One enduring concept has become clear to me during my years of historical pigment research. The colors used in world cultures throughout the ages are many of the very same pigments. The earth itself over thousands of centuries has created a harmonious palette of archival and readily available colors to create some of the most beautiful and enduring art in the world.
With few exceptions, the Dutch painters of the 17th century used similar pigments as the Ancient Egyptians and Greeks. Think of ancient peoples painting about 15,000 BCE in caves at Lascaux or the Egyptian Vizier recording history for the Pharaoh with chunks of ochre and charcoal. These same natural earth pigments were used to decorate sheets of papyrus, vellum, paper, caves, walls, faces, bodies, fabrics, clothing, tools, weapons, and stones everywhere. They probably just hacked a chunk off the cave wall and started painting, or charred some bone or sticks of wood and began to draw.
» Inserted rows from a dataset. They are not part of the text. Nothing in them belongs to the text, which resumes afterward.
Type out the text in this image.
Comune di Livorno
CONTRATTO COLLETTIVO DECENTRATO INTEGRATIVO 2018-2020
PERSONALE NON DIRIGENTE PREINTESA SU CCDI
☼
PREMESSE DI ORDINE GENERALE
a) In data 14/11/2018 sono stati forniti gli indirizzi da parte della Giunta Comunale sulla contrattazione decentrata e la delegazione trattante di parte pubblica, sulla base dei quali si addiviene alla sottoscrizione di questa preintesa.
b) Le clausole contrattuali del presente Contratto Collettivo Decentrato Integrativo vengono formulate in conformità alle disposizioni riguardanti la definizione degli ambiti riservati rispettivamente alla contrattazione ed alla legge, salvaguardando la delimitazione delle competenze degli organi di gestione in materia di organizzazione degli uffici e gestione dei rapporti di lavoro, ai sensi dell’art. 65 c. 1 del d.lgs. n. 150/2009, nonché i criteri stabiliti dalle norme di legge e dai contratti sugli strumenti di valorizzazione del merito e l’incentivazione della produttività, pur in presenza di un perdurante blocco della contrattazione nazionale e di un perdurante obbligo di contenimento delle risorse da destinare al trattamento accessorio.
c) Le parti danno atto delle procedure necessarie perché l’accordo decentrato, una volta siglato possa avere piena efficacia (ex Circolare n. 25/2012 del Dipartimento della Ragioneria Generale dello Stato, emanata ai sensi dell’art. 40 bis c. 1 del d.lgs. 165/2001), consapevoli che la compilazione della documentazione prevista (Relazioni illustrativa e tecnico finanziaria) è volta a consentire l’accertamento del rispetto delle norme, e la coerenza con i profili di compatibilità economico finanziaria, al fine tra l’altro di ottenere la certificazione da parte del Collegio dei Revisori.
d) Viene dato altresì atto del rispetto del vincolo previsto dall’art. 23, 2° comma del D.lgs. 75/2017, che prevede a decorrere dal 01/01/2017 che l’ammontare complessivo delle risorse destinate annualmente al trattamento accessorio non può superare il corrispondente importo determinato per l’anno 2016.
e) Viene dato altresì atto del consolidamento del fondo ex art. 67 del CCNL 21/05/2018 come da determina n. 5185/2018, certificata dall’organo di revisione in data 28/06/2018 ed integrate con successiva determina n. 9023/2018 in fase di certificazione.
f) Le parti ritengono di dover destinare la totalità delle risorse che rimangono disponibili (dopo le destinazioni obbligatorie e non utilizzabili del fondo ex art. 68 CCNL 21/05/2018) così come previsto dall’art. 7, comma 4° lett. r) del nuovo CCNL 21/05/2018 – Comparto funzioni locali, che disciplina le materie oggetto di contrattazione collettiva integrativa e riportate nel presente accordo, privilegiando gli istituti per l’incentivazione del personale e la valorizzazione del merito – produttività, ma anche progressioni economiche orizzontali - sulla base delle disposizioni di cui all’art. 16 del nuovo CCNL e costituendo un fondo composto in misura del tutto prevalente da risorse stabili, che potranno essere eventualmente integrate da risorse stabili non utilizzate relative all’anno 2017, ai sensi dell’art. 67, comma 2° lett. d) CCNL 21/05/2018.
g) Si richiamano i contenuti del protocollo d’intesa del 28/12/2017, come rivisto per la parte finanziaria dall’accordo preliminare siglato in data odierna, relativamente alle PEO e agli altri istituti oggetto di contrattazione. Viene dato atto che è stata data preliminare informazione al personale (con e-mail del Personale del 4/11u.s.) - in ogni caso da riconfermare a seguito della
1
After Hatshepsut encouraged world trade in circa 1479 BCE, pigments such as Egyptian blue frit traveled the waterways to far off lands. Hatshepsut, the renown female Pharaoh, in turn, imported orpiment (a bright yellow) from Italy and Turkey and vermilion from China for Egyptian artisans to decorate the dazzling treasures or sarcophagus of one of (or all of) the eleven Ramesses the Great, King Horemheb, or good ole’ King Tut himself.